- Born: Norman Hector Mackinnon Maclean 26 December 1936 Glasgow, Scotland
- Died: 31 August 2017 (aged 80) Uist, Scotland
- Education: Glasgow University
- Occupations: Comedian, novelist, poet, musician, broadcaster

= Tormod MacGill-Eain =

Norman Hector Mackinnon Maclean (Scottish Gaelic: Tormod MacGill-Eain; 26 December 1936 – 31 August 2017) was a Scottish Gaelic comedian, novelist, poet, musician and broadcaster. He is the only person to have won both Bardic Crown and gold medal at the same Royal National Mòd. His struggles with alcoholism are documented in his autobiography, The Leper's Bell: Autobiography of a Changeling.

==Early life==
Maclean was born in Glasgow on 26 December 1936 to Niall and Peigi MacLean. but was evacuated to Lochaber in 1940 where he was brought up by Gaelic-speaking relatives. He spent a part of his childhood in South Uist and Benbecula. He then went to Glasgow where he attended Bellahouston Academy. His father died suddenly when Maclean was 15.

==Career==
Maclean (MacGill-Eain) attended Glasgow University. He trained to become a teacher but also started to perform songs and piping. In the early 1970s he expanded his repertoire by spending more time on jokes between songs and became a stand-up comedian.

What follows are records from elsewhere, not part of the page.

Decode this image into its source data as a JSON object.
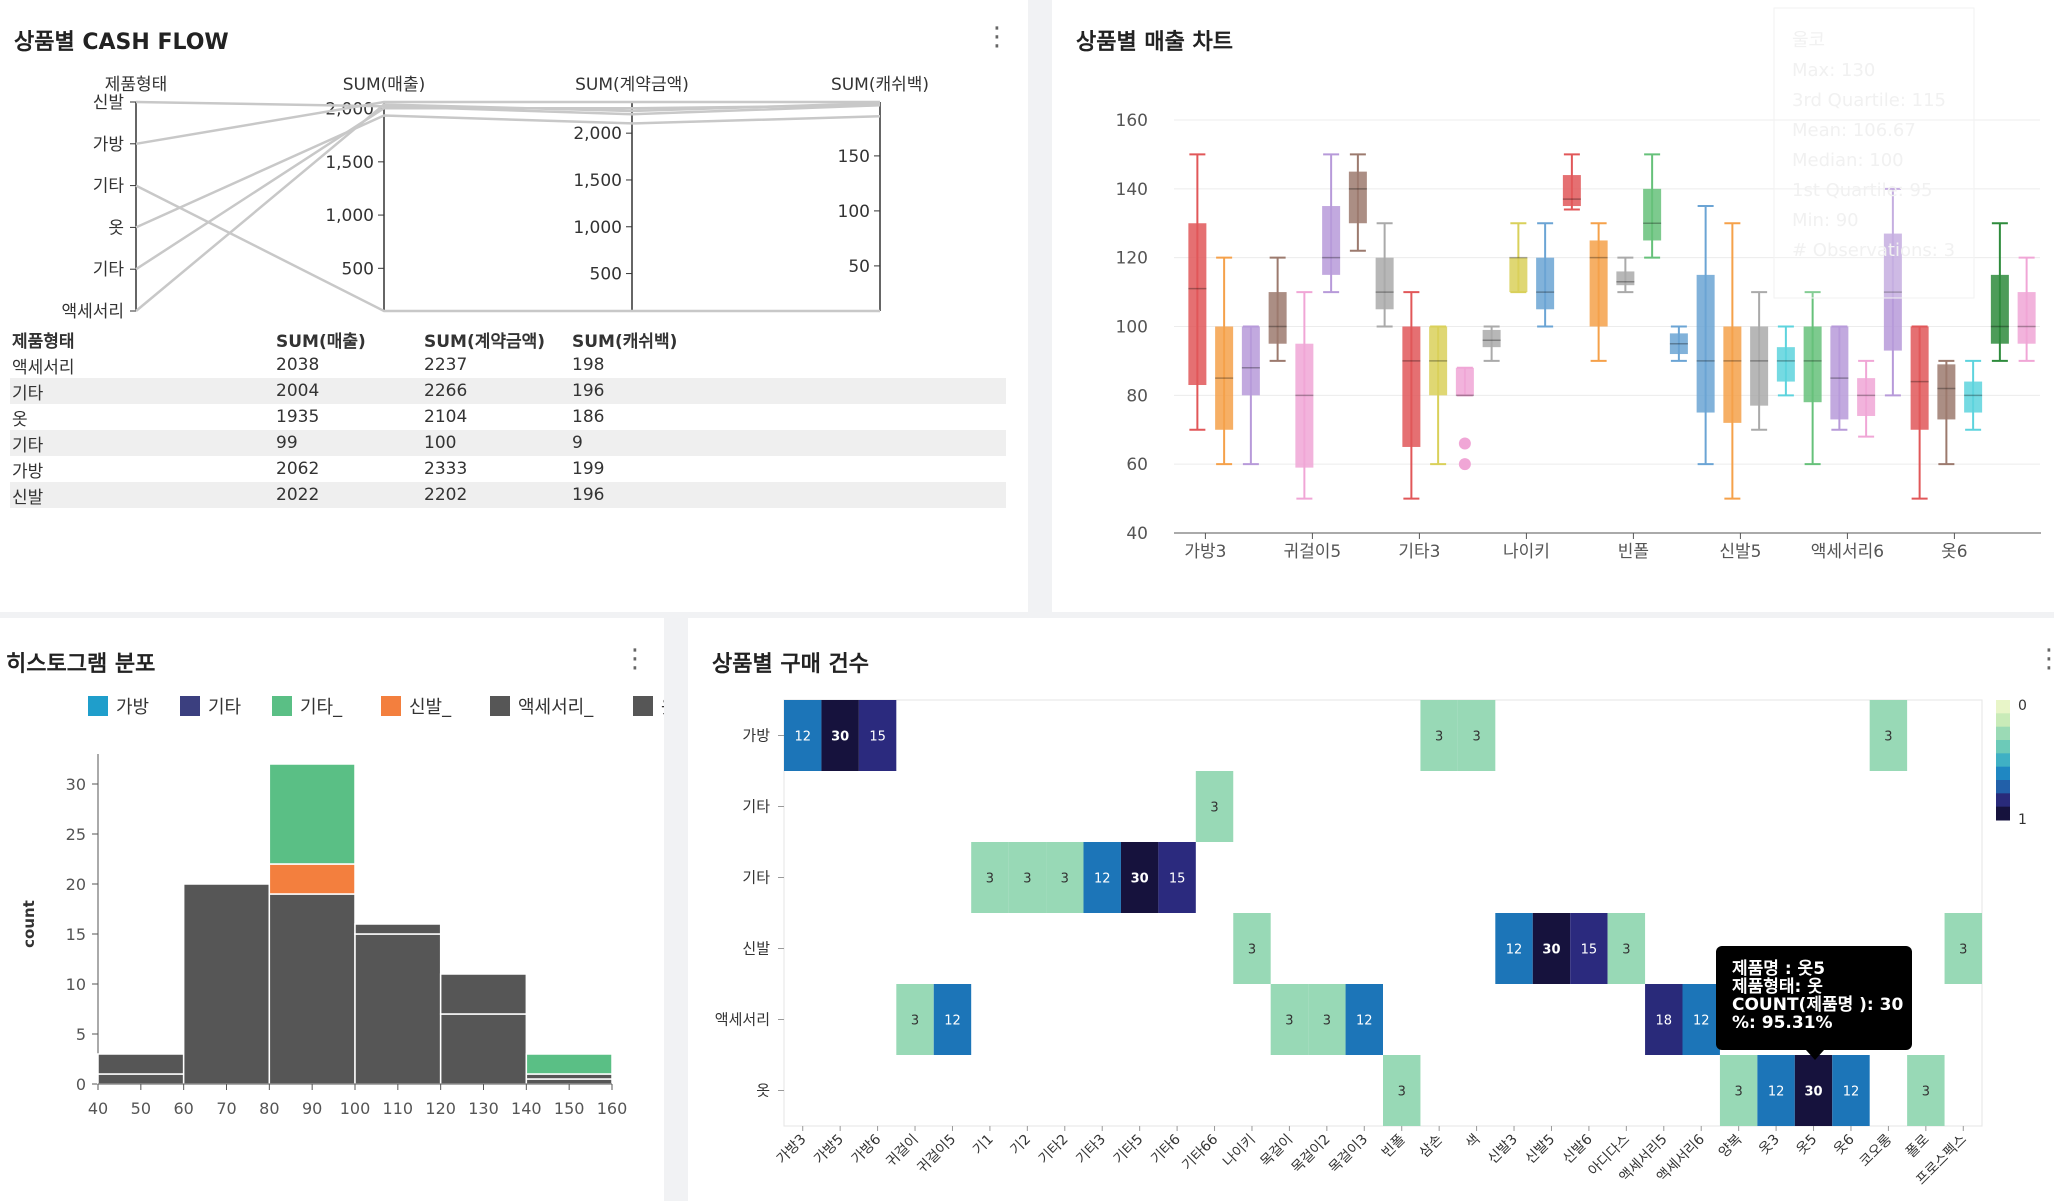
{
  "panels": {
    "cashflow": {
      "title": "상품별 CASH FLOW"
    },
    "boxchart": {
      "title": "상품별 매출 차트"
    },
    "histogram": {
      "title": "히스토그램 분포"
    },
    "heatmap": {
      "title": "상품별 구매 건수"
    }
  },
  "table": {
    "headers": [
      "제품형태",
      "SUM(매출)",
      "SUM(계약금액)",
      "SUM(캐쉬백)"
    ],
    "rows": [
      [
        "액세서리",
        "2038",
        "2237",
        "198"
      ],
      [
        "기타",
        "2004",
        "2266",
        "196"
      ],
      [
        "옷",
        "1935",
        "2104",
        "186"
      ],
      [
        "기타",
        "99",
        "100",
        "9"
      ],
      [
        "가방",
        "2062",
        "2333",
        "199"
      ],
      [
        "신발",
        "2022",
        "2202",
        "196"
      ]
    ]
  },
  "tooltip": {
    "line1": "제품명 : 옷5",
    "line2": "제품형태: 옷",
    "line3": "COUNT(제품명 ): 30",
    "line4": "%: 95.31%"
  },
  "ghost_tooltip": {
    "lines": [
      "울코",
      "Max: 130",
      "3rd Quartile: 115",
      "Mean: 106.67",
      "Median: 100",
      "1st Quartile: 95",
      "Min: 90",
      "# Observations: 3"
    ]
  },
  "chart_data": [
    {
      "type": "parallel",
      "axes": [
        {
          "name": "제품형태",
          "categories": [
            "신발",
            "가방",
            "기타",
            "옷",
            "기타",
            "액세서리"
          ]
        },
        {
          "name": "SUM(매출)",
          "ticks": [
            500,
            1000,
            1500,
            2000
          ],
          "range": [
            99,
            2062
          ]
        },
        {
          "name": "SUM(계약금액)",
          "ticks": [
            500,
            1000,
            1500,
            2000
          ],
          "range": [
            100,
            2333
          ]
        },
        {
          "name": "SUM(캐쉬백)",
          "ticks": [
            50,
            100,
            150
          ],
          "range": [
            9,
            199
          ]
        }
      ],
      "lines": [
        {
          "cat": "신발",
          "values": [
            2022,
            2202,
            196
          ]
        },
        {
          "cat": "가방",
          "values": [
            2062,
            2333,
            199
          ]
        },
        {
          "cat": "기타",
          "values": [
            99,
            100,
            9
          ]
        },
        {
          "cat": "옷",
          "values": [
            1935,
            2104,
            186
          ]
        },
        {
          "cat": "기타",
          "values": [
            2004,
            2266,
            196
          ]
        },
        {
          "cat": "액세서리",
          "values": [
            2038,
            2237,
            198
          ]
        }
      ]
    },
    {
      "type": "box",
      "ylim": [
        40,
        160
      ],
      "yticks": [
        40,
        60,
        80,
        100,
        120,
        140,
        160
      ],
      "xtick_labels": [
        "가방3",
        "귀걸이5",
        "기타3",
        "나이키",
        "빈폴",
        "신발5",
        "액세서리6",
        "옷6"
      ],
      "boxes": [
        {
          "color": "#e15759",
          "min": 70,
          "q1": 83,
          "median": 111,
          "q3": 130,
          "max": 150
        },
        {
          "color": "#f5a14a",
          "min": 60,
          "q1": 70,
          "median": 85,
          "q3": 100,
          "max": 120
        },
        {
          "color": "#b79ad9",
          "min": 60,
          "q1": 80,
          "median": 88,
          "q3": 100,
          "max": 100
        },
        {
          "color": "#9c7a6e",
          "min": 90,
          "q1": 95,
          "median": 100,
          "q3": 110,
          "max": 120
        },
        {
          "color": "#f0a6d6",
          "min": 50,
          "q1": 59,
          "median": 80,
          "q3": 95,
          "max": 110
        },
        {
          "color": "#b79ad9",
          "min": 110,
          "q1": 115,
          "median": 120,
          "q3": 135,
          "max": 150
        },
        {
          "color": "#9c7a6e",
          "min": 122,
          "q1": 130,
          "median": 140,
          "q3": 145,
          "max": 150
        },
        {
          "color": "#aaaaaa",
          "min": 100,
          "q1": 105,
          "median": 110,
          "q3": 120,
          "max": 130
        },
        {
          "color": "#e15759",
          "min": 50,
          "q1": 65,
          "median": 90,
          "q3": 100,
          "max": 110
        },
        {
          "color": "#d9d05a",
          "min": 60,
          "q1": 80,
          "median": 90,
          "q3": 100,
          "max": 100
        },
        {
          "color": "#f0a6d6",
          "min": 80,
          "q1": 80,
          "median": 80,
          "q3": 88,
          "max": 88,
          "outliers": [
            66,
            60
          ]
        },
        {
          "color": "#aaaaaa",
          "min": 90,
          "q1": 94,
          "median": 96,
          "q3": 99,
          "max": 100
        },
        {
          "color": "#d9d05a",
          "min": 110,
          "q1": 110,
          "median": 120,
          "q3": 120,
          "max": 130
        },
        {
          "color": "#6ba4d4",
          "min": 100,
          "q1": 105,
          "median": 110,
          "q3": 120,
          "max": 130
        },
        {
          "color": "#e15759",
          "min": 134,
          "q1": 135,
          "median": 137,
          "q3": 144,
          "max": 150
        },
        {
          "color": "#f5a14a",
          "min": 90,
          "q1": 100,
          "median": 120,
          "q3": 125,
          "max": 130
        },
        {
          "color": "#aaaaaa",
          "min": 110,
          "q1": 112,
          "median": 113,
          "q3": 116,
          "max": 120
        },
        {
          "color": "#66c17a",
          "min": 120,
          "q1": 125,
          "median": 130,
          "q3": 140,
          "max": 150
        },
        {
          "color": "#6ba4d4",
          "min": 90,
          "q1": 92,
          "median": 95,
          "q3": 98,
          "max": 100
        },
        {
          "color": "#6ba4d4",
          "min": 60,
          "q1": 75,
          "median": 90,
          "q3": 115,
          "max": 135
        },
        {
          "color": "#f5a14a",
          "min": 50,
          "q1": 72,
          "median": 90,
          "q3": 100,
          "max": 130
        },
        {
          "color": "#aaaaaa",
          "min": 70,
          "q1": 77,
          "median": 90,
          "q3": 100,
          "max": 110
        },
        {
          "color": "#5dd3dd",
          "min": 80,
          "q1": 84,
          "median": 90,
          "q3": 94,
          "max": 100
        },
        {
          "color": "#66c17a",
          "min": 60,
          "q1": 78,
          "median": 90,
          "q3": 100,
          "max": 110
        },
        {
          "color": "#b79ad9",
          "min": 70,
          "q1": 73,
          "median": 85,
          "q3": 100,
          "max": 100
        },
        {
          "color": "#f0a6d6",
          "min": 68,
          "q1": 74,
          "median": 80,
          "q3": 85,
          "max": 90
        },
        {
          "color": "#b79ad9",
          "min": 80,
          "q1": 93,
          "median": 110,
          "q3": 127,
          "max": 140
        },
        {
          "color": "#e15759",
          "min": 50,
          "q1": 70,
          "median": 84,
          "q3": 100,
          "max": 100
        },
        {
          "color": "#9c7a6e",
          "min": 60,
          "q1": 73,
          "median": 82,
          "q3": 89,
          "max": 90
        },
        {
          "color": "#5dd3dd",
          "min": 70,
          "q1": 75,
          "median": 80,
          "q3": 84,
          "max": 90
        },
        {
          "color": "#2e8b3c",
          "min": 90,
          "q1": 95,
          "median": 100,
          "q3": 115,
          "max": 130
        },
        {
          "color": "#f0a6d6",
          "min": 90,
          "q1": 95,
          "median": 100,
          "q3": 110,
          "max": 120
        }
      ]
    },
    {
      "type": "histogram",
      "ylabel": "count",
      "xticks": [
        40,
        50,
        60,
        70,
        80,
        90,
        100,
        110,
        120,
        130,
        140,
        150,
        160
      ],
      "yticks": [
        0,
        5,
        10,
        15,
        20,
        25,
        30
      ],
      "ylim": [
        0,
        32
      ],
      "legend": [
        {
          "name": "가방",
          "color": "#1f9ecb"
        },
        {
          "name": "기타",
          "color": "#3b3f7f"
        },
        {
          "name": "기타_",
          "color": "#5abf85"
        },
        {
          "name": "신발_",
          "color": "#f37f3e"
        },
        {
          "name": "액세서리_",
          "color": "#565656"
        },
        {
          "name": "옷",
          "color": "#565656"
        }
      ],
      "bins": [
        {
          "x0": 40,
          "x1": 60,
          "segments": [
            {
              "color": "#565656",
              "value": 1
            },
            {
              "color": "#565656",
              "value": 2
            }
          ]
        },
        {
          "x0": 60,
          "x1": 80,
          "segments": [
            {
              "color": "#565656",
              "value": 20
            }
          ]
        },
        {
          "x0": 80,
          "x1": 100,
          "segments": [
            {
              "color": "#565656",
              "value": 19
            },
            {
              "color": "#f37f3e",
              "value": 3
            },
            {
              "color": "#5abf85",
              "value": 10
            }
          ]
        },
        {
          "x0": 100,
          "x1": 120,
          "segments": [
            {
              "color": "#565656",
              "value": 15
            },
            {
              "color": "#565656",
              "value": 1
            }
          ]
        },
        {
          "x0": 120,
          "x1": 140,
          "segments": [
            {
              "color": "#565656",
              "value": 7
            },
            {
              "color": "#565656",
              "value": 4
            }
          ]
        },
        {
          "x0": 140,
          "x1": 160,
          "segments": [
            {
              "color": "#565656",
              "value": 0.5
            },
            {
              "color": "#565656",
              "value": 0.5
            },
            {
              "color": "#5abf85",
              "value": 2
            }
          ]
        }
      ]
    },
    {
      "type": "heatmap",
      "rows": [
        "가방",
        "기타",
        "기타",
        "신발",
        "액세서리",
        "옷"
      ],
      "columns": [
        "가방3",
        "가방5",
        "가방6",
        "귀걸이",
        "귀걸이5",
        "기1",
        "기2",
        "기타2",
        "기타3",
        "기타5",
        "기타6",
        "기타66",
        "나이키",
        "목걸이",
        "목걸이2",
        "목걸이3",
        "빈폴",
        "삼손",
        "색",
        "신발3",
        "신발5",
        "신발6",
        "아디다스",
        "액세서리5",
        "액세서리6",
        "양복",
        "옷3",
        "옷5",
        "옷6",
        "코오롱",
        "폴로",
        "프로스펙스"
      ],
      "legend": {
        "top": "0",
        "bottom": "1",
        "colors": [
          "#e8f5c8",
          "#c9ebb8",
          "#9bdab5",
          "#6ccab8",
          "#3fb0c4",
          "#1f87c2",
          "#2260a9",
          "#292a7a",
          "#16123d"
        ]
      },
      "cells": [
        {
          "r": 0,
          "c": 0,
          "v": 12
        },
        {
          "r": 0,
          "c": 1,
          "v": 30
        },
        {
          "r": 0,
          "c": 2,
          "v": 15
        },
        {
          "r": 0,
          "c": 17,
          "v": 3
        },
        {
          "r": 0,
          "c": 18,
          "v": 3
        },
        {
          "r": 0,
          "c": 29,
          "v": 3
        },
        {
          "r": 1,
          "c": 11,
          "v": 3
        },
        {
          "r": 2,
          "c": 5,
          "v": 3
        },
        {
          "r": 2,
          "c": 6,
          "v": 3
        },
        {
          "r": 2,
          "c": 7,
          "v": 3
        },
        {
          "r": 2,
          "c": 8,
          "v": 12
        },
        {
          "r": 2,
          "c": 9,
          "v": 30
        },
        {
          "r": 2,
          "c": 10,
          "v": 15
        },
        {
          "r": 3,
          "c": 12,
          "v": 3
        },
        {
          "r": 3,
          "c": 19,
          "v": 12
        },
        {
          "r": 3,
          "c": 20,
          "v": 30
        },
        {
          "r": 3,
          "c": 21,
          "v": 15
        },
        {
          "r": 3,
          "c": 22,
          "v": 3
        },
        {
          "r": 3,
          "c": 31,
          "v": 3
        },
        {
          "r": 4,
          "c": 3,
          "v": 3
        },
        {
          "r": 4,
          "c": 4,
          "v": 12
        },
        {
          "r": 4,
          "c": 13,
          "v": 3
        },
        {
          "r": 4,
          "c": 14,
          "v": 3
        },
        {
          "r": 4,
          "c": 15,
          "v": 12
        },
        {
          "r": 4,
          "c": 23,
          "v": 18
        },
        {
          "r": 4,
          "c": 24,
          "v": 12
        },
        {
          "r": 5,
          "c": 16,
          "v": 3
        },
        {
          "r": 5,
          "c": 25,
          "v": 3
        },
        {
          "r": 5,
          "c": 26,
          "v": 12
        },
        {
          "r": 5,
          "c": 27,
          "v": 30
        },
        {
          "r": 5,
          "c": 28,
          "v": 12
        },
        {
          "r": 5,
          "c": 30,
          "v": 3
        }
      ]
    }
  ]
}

He wrote and starred in his own TV show "Tormod Air Telly". Maclean provided the vocal talents for several re-dubbings of children's programmes into Gaelic - most notably "Donnie Murdo", the Gaelic version of Danger Mouse. He played the lead role of the Miller in the 1998 BBC Alba children's programme Baile Mhuilinn.

Throughout his life, Maclean had a destructive relationship with alcohol which stopped him taking many opportunities. He was due to appear in Comfort & Joy as well as failing to appear for bookings or failing to achieve his potential as well as having a large effect on his personal life and health.

Maclean, the subject of an award-winning documentary, 'Tormod', produced by BBC Alba, moved to Uist in 2009. He wrote a monthly column for the community newspaper, Am Pàipear, and has a starring role, as an old bard, in the full-length feature film, Blackbird (originally known as Ruadhan the Bard), which opened at the Edinburgh International Film Festival in 2013.

==Corpus==

Maclean composed the pipe tune "Scarce O' Tatties", he has composed long and short poems, including "Maol Donn", also known as MacCrimmon's Sweetheart, which won him the Bardic Crown in 1967, and has produced novels in Gaelic, "Cumhnantan" (1997), "Keino" (1999), "Dacha Mo Ghaoil" (2005), and "Slaightearan" (2007), as well as his autobiography, "The Leper's Bell" (2009), in English.

==Death==
Maclean died on 31 August 2017 in Uist, aged 80.